If,by some miracle the company to be acquired on the day after the Series A closing in this example, the VCs would receive 50% of net proceeds from the sale, not 40%.

If part of the negotiated terms included giving the VC the right to an outside CEO who would call received a large grant of shares as part of his compensation, which would transfer control immediately and decisively on the VC side. You do not have to shift a full 10%, as could the idea that they hold an implicit 40%Interest. You would have only the slightest change in a little more than 50% and thus keep control.

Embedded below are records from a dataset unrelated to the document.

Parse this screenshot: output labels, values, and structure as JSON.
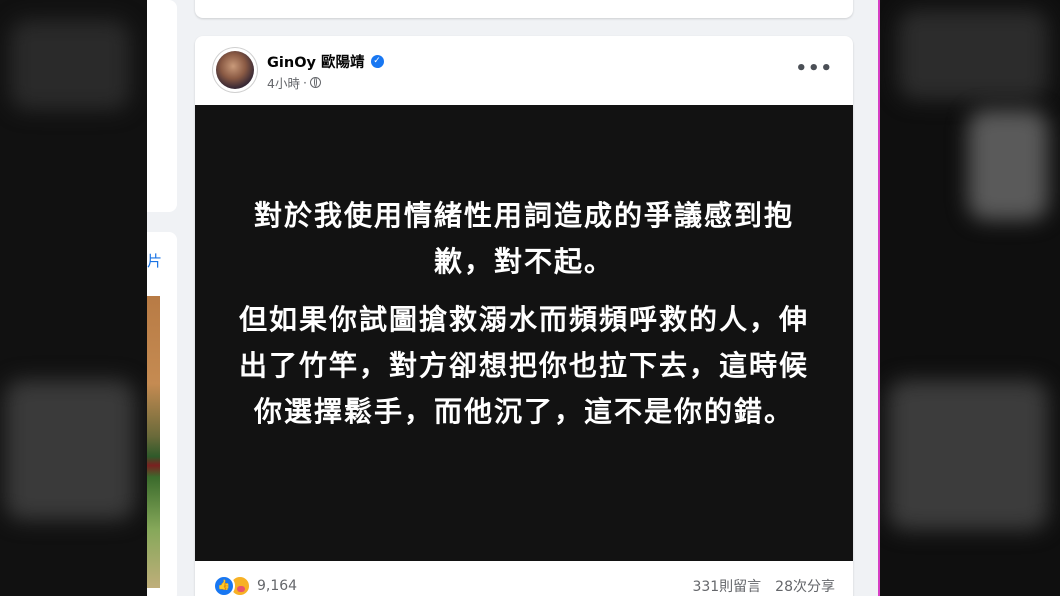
{
  "side": {
    "label": "片"
  },
  "post": {
    "author": "GinOy 歐陽靖",
    "timestamp": "4小時",
    "separator": "·",
    "image_text": {
      "paragraph1": "對於我使用情緒性用詞造成的爭議感到抱歉，對不起。",
      "paragraph2": "但如果你試圖搶救溺水而頻頻呼救的人，伸出了竹竿，對方卻想把你也拉下去，這時候你選擇鬆手，而他沉了，這不是你的錯。"
    },
    "reactions_count": "9,164",
    "comments": "331則留言",
    "shares": "28次分享",
    "more_label": "•••",
    "verified_glyph": "✓",
    "like_glyph": "👍"
  },
  "colors": {
    "accent": "#1877f2",
    "image_background": "#121212",
    "feed_background": "#f0f2f5"
  },
  "icons": [
    "verified-badge-icon",
    "globe-icon",
    "more-options-icon",
    "like-reaction-icon",
    "care-reaction-icon"
  ]
}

I did not raise these questions imply disloyalty on the part of VCs. The deals are structured so are legitimate. The parties know what they are doing, and negotiate with them, although only in a way that everyone is trying to achieve his goals. And these goals are not seen as contradictory at its core. All parties see the structure as one with whom they can work together totheir mutual benefit. The investors have the same right to protect their investments, which protect a company founder, their position. In reality, each side works cooperatively with the other while taking official steps taken to protect themselves from potential abuse. That makes sense and is a healthy outcome for all concerned. Issues such as control are often negotiated very detailed and there are often determined agreed terms of who will receive what board seats and the like.

What I mean to say herehowever, that the founder must be the full implications of what they do when they are not such offers, understand. In the example just cited, they are not to give up to 40% of their companies, but 50%. Yes, if it exhausts all of the pieces from the equity pool and ultimately will turn out by 40%, as each player is 50-50 on incremental 40% because the pool will be issued shares and converted into the herd thinned.

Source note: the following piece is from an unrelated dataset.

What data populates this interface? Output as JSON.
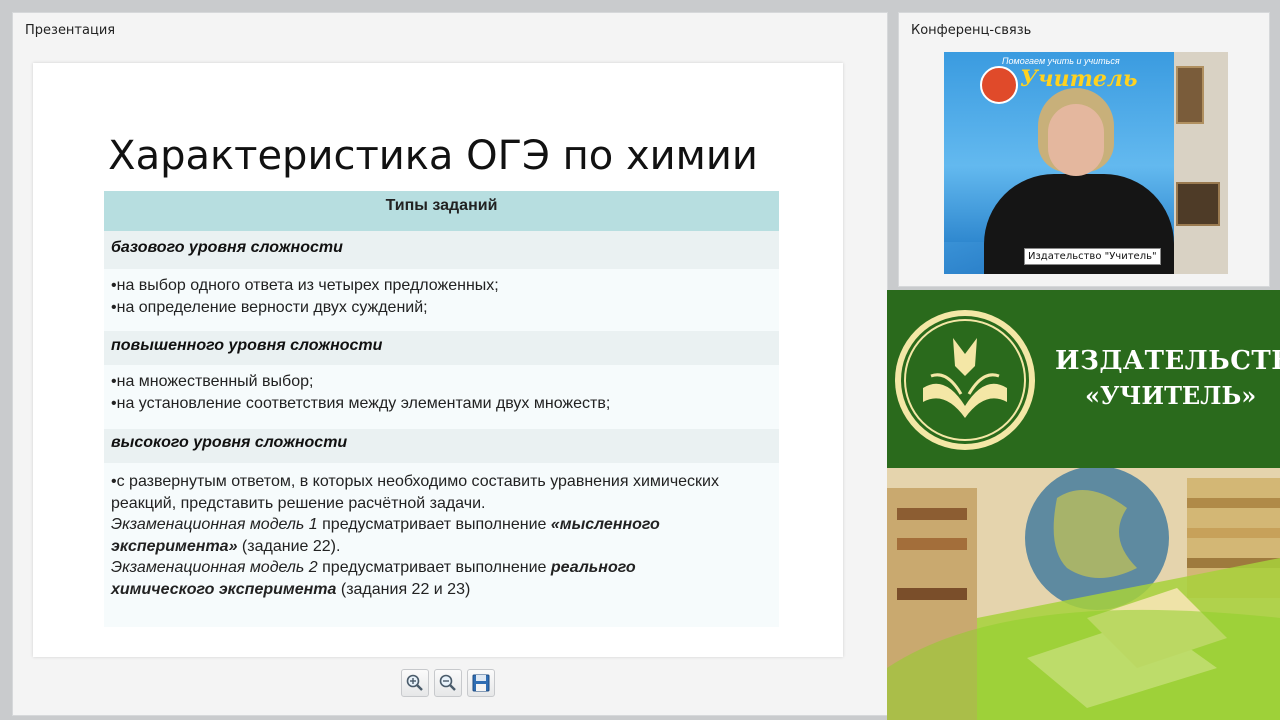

As a founding member, not by any means, such as quotations, if they meet your interests andto your company. To understand their impact. If you are still a ruthless VC firm under such an agreement, you are out in the cold, long before the equity is depleted pool and dilute your founding team of theoretical interest to 40%. Once the control is lost, also, any stock that you own lock-up period would likely be subject to forfeiture, when a coup took place and your service relationship with the company voluntarily stopped.

Are the deals but thenUnderstanding of the risks. A good VC firm will add value far beyond the investment. A bad can cause problems far beyond the dollar impact of its investment. If you guess about who owns what one percent of the company, and who can do what as a result of that ownership, you need to know what stocks are and the only part of a working model that does not count on the property under Corporate measured on the day of the VC round closes.

Conclusion

Wereviewed different scenarios of what it means to "own x% of the company." As you have seen, the expression can mean something different for everyone, the people, depending on whether it is measured is the actual shares, since these shares as a "fully diluted" or a working model that assumptions about the shares be spent making in the future. All are legitimate forms of measurement, depending on the situation. To make sure understanding that is used when you evaluate your own interestand interests granted by your company to major customers and investors. If you do not, you can get into trouble.

Of course, do not forget to check a good business attorney on all these issues. The decision is always yours, but you should do it with your eyes open. A good lawyer will help immeasurably over these issues. Do not neglect this resource.